Professor of Social Policy and Sociology, Julia Twigg will discuss fashion and age at the Vice Chancellor’s Esteem Lecture in Grimond Lecture Theatre 1, Weds 4 March, from 6.00pm.
Dress – particularly under the guise of fashion – can seem a lightweight sort of topic, not deserving serious academic analysis, especially in the context of old age where frailty and decline may seem to present both society and individuals with more pressing concerns. But the lecture will suggest that clothing and dress are highly relevant to the analysis of age, and that they intersect with some central issues in relation to later life and its cultural formation, opening up the complex ways in which ageing is both a bodily and a cultural phenomenon.
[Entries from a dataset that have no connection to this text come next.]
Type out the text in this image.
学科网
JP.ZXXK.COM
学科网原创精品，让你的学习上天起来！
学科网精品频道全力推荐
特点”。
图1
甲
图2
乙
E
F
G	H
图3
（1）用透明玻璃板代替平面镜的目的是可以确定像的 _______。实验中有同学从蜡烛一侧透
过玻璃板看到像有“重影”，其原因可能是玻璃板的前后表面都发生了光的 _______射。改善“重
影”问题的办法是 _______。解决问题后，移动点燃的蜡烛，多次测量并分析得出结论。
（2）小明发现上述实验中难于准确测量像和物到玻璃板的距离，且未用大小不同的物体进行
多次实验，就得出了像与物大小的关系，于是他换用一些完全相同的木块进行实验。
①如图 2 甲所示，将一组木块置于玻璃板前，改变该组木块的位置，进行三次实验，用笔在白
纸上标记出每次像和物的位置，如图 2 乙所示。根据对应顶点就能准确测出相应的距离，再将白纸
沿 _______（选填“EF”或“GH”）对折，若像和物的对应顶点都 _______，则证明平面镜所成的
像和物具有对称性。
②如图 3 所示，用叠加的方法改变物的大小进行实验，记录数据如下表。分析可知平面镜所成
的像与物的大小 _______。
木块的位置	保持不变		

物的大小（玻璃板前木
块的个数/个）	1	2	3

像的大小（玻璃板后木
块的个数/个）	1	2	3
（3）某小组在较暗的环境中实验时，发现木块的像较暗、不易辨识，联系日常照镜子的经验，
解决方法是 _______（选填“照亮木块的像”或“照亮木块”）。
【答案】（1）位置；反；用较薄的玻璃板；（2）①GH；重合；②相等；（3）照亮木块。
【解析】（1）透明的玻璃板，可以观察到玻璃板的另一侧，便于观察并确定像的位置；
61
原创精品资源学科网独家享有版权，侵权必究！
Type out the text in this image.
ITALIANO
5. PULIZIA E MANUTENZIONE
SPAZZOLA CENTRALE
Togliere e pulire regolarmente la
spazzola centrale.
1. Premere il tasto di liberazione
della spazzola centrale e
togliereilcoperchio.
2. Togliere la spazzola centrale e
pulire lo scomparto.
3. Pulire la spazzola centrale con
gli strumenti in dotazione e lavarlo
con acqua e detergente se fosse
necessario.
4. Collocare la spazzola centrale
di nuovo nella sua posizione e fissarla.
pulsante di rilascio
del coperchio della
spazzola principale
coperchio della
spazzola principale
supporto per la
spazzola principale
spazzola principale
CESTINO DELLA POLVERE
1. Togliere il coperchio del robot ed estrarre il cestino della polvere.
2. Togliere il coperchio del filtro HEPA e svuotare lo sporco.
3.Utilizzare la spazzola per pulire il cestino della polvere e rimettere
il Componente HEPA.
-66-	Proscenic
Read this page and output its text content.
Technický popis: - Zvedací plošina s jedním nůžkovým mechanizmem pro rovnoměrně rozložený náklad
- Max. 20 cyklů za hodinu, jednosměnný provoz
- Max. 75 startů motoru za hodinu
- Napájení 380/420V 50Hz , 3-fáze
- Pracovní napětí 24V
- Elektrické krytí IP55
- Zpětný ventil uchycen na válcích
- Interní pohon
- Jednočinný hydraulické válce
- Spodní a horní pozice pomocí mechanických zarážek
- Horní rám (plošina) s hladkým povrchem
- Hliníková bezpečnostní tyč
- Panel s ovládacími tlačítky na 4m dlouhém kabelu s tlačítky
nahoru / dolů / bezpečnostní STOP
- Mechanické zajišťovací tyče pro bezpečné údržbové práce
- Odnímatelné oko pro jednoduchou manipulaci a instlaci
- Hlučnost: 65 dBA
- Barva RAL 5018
Throughout history certain forms and styles of dress have been deemed appropriate – or rather inappropriate – for people as they age. Older women in particular have long been subject to pressures to tone down, to adopt self-effacing, covered up styles. More recently there have been signs of change. The lecture will explore the extent and significance of these.
Professor Julia Twigg
Professor Julia Twigg’s work focuses on embodiment. In The Body in Health and Social Care, Palgrave 2006, she reflected on the relevance of new theorising in relation to the body for a series of policy relevant areas. These included: age and ageing, disability, medicine and health care, diet and health, social care, public and private space. The main focus of her current work is clothing and age. She has a series of interconnected projects that explore the role of clothing and dress in the changing constitution of age. She has also been particularly interested in analysing care work as a form of bodywork and is the co-editor of a special issue of Sociology of Health and Illness on bodywork.